Bug 11097 - debug memory tracker shows memory overwrite in MAXNESTING
Summary: debug memory tracker shows memory overwrite in MAXNESTING
Status: RESOLVED FIXED
Alias: None
Product: systemtap
Classification: Unclassified
Component: translator (show other bugs)
Version: unspecified
: P2 normal
Target Milestone: ---
Assignee: David Smith
URL:
Keywords:
Depends on:
Blocks:
 
Reported: 2009-12-16 15:25 UTC by David Smith
Modified: 2009-12-16 18:08 UTC (History)
0 users

See Also:
Host:
Target:
Build:
Last reconfirmed:


Attachments

Note You need to log in before you can comment on or make changes to this bug.
Description David Smith 2009-12-16 15:25:48 UTC
After getting the debug memory tracker (activated with -DDEBUG_MEM) going again,
it found a problem with the following testcase (part of
src/testsuite/systemtap.base/control_limits.exp):

====
# stap -u -DMAXNESTING=3 ../src/testsuite/systemtap.base/control_limits.stp
ERROR: MAXNESTING exceeded near identifier 'recurse' at
../src/testsuite/systemtap.base/control_limits.stp:3:10
WARNING: Number of errors: 1, skipped probes: 0
====

Note that the above testcase is designed to fail, so the error printed there is OK.

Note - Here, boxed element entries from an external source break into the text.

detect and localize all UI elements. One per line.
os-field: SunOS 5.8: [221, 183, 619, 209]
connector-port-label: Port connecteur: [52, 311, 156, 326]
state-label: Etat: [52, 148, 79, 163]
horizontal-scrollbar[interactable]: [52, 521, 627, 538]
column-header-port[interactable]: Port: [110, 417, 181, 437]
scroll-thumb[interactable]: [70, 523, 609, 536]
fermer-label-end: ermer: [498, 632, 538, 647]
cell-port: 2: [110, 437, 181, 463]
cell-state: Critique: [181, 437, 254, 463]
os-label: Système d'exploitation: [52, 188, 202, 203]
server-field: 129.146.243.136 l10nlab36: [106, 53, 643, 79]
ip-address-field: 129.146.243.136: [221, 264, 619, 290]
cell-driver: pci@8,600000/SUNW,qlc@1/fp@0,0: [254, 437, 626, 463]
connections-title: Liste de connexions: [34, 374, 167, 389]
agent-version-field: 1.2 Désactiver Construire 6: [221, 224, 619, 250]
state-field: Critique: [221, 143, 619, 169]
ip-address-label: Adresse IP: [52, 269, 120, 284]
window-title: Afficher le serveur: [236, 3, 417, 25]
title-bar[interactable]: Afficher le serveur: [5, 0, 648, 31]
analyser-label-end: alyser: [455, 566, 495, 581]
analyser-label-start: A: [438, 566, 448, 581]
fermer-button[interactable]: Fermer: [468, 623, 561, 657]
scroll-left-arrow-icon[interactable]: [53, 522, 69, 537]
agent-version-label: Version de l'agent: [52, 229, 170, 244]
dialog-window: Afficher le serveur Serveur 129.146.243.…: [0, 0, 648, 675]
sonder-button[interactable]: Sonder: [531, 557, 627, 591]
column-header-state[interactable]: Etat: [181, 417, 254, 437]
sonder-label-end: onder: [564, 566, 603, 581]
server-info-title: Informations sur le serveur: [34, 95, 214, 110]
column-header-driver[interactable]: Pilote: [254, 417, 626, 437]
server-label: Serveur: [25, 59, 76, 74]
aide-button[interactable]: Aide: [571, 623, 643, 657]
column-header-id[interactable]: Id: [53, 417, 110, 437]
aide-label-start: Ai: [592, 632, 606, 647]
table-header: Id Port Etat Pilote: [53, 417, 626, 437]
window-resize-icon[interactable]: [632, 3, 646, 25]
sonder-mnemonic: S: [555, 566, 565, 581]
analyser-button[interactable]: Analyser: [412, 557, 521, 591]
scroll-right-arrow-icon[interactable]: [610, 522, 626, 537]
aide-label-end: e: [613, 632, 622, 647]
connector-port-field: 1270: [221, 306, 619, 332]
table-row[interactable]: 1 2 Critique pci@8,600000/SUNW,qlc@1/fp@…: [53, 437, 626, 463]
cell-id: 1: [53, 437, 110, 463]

When run, the debug memory tracker uses printk to print the following on the
console:

====
Dec 15 17:02:02 kvm-rawhide-64-1 kernel: SYSTEMTAP ERROR: Memory fence corrupted
after allocated memory
Dec 15 17:02:02 kvm-rawhide-64-1 kernel: at addr ffff88003e476698. (Allocation
ends at ffff88003e476697)
====

Since the memory fence (a small bit of memory placed after every allocation) has
been overwritten, this means systemtap is writing past the end of the allocated
memory.

After a bit of debugging, this appears to be happening to the allocated context
structure.
Comment 1 Frank Ch. Eigler 2009-12-16 15:33:11 UTC
There is some subtlety to the way we allocate context locals,
with [MAXNESTING+1] slots (to store outgoing arguments to
a potentially excessively nested function).  Maybe something
there is behaving badly.  See translate.cxx:1018 ish.
Comment 2 David Smith 2009-12-16 15:47:47 UTC
Here's code output by the translator to set up the arguments to a function, then
call it:

====
        c->locals[c->nesting+1].function_recurse.n = l->__tmp0;
        function_recurse (c);
====

One of the first things a function does is check MAXNESTING:

====
static void function_recurse (struct context* __restrict__ c) {
  struct function_recurse_locals *  __restrict__ l =
    & c->locals[c->nesting+1].function_recurse;
  (void) l;
  #define CONTEXT c
  #define THIS l
  if (0) goto out;
  c->last_stmt = "identifier 'recurse' at
../src/testsuite/systemtap.base/control_limits.stp:3:10";
  if (unlikely (c->nesting+1 > MAXNESTING)) {
    c->last_error = "MAXNESTING exceeded";
    return;
  } else {
    c->nesting ++;
  }
====

But, this check is too late - setting up the arguments has already written past
the end of the context structure.
Comment 3 David Smith 2009-12-16 15:54:47 UTC
Hmm, strangely enough, we try to handle this by allocating 1 extra set of locals:

  o->newline(-1) << "} locals [MAXNESTING+1];"; 

  // NB: The +1 above for extra room for outgoing arguments of next nested function.
  // If MAXNESTING is set too small, the args will be written, but the MAXNESTING
  // check done at c_unparser::emit_function will reject.
  //
  // This policy wastes memory (one row of locals[] that cannot really
  // be used), but trades that for smaller code (not having to check
  // c->nesting against MAXNESTING at every call site).
Comment 4 David Smith 2009-12-16 18:08:54 UTC
Fixed in commit 101a2bb.  The test:

 if (unlikely (c->nesting+1 > MAXNESTING)) {

was wrong.  It should have been:

 if (unlikely (c->nesting+1 >= MAXNESTING)) {

The original code actually allowed MAXNESTING+1 recursion levels.

Unfortunately, I don't see a good way of adding a testsuite test for this
problem, since the -DDEBUG_MEM logic just prints to the console.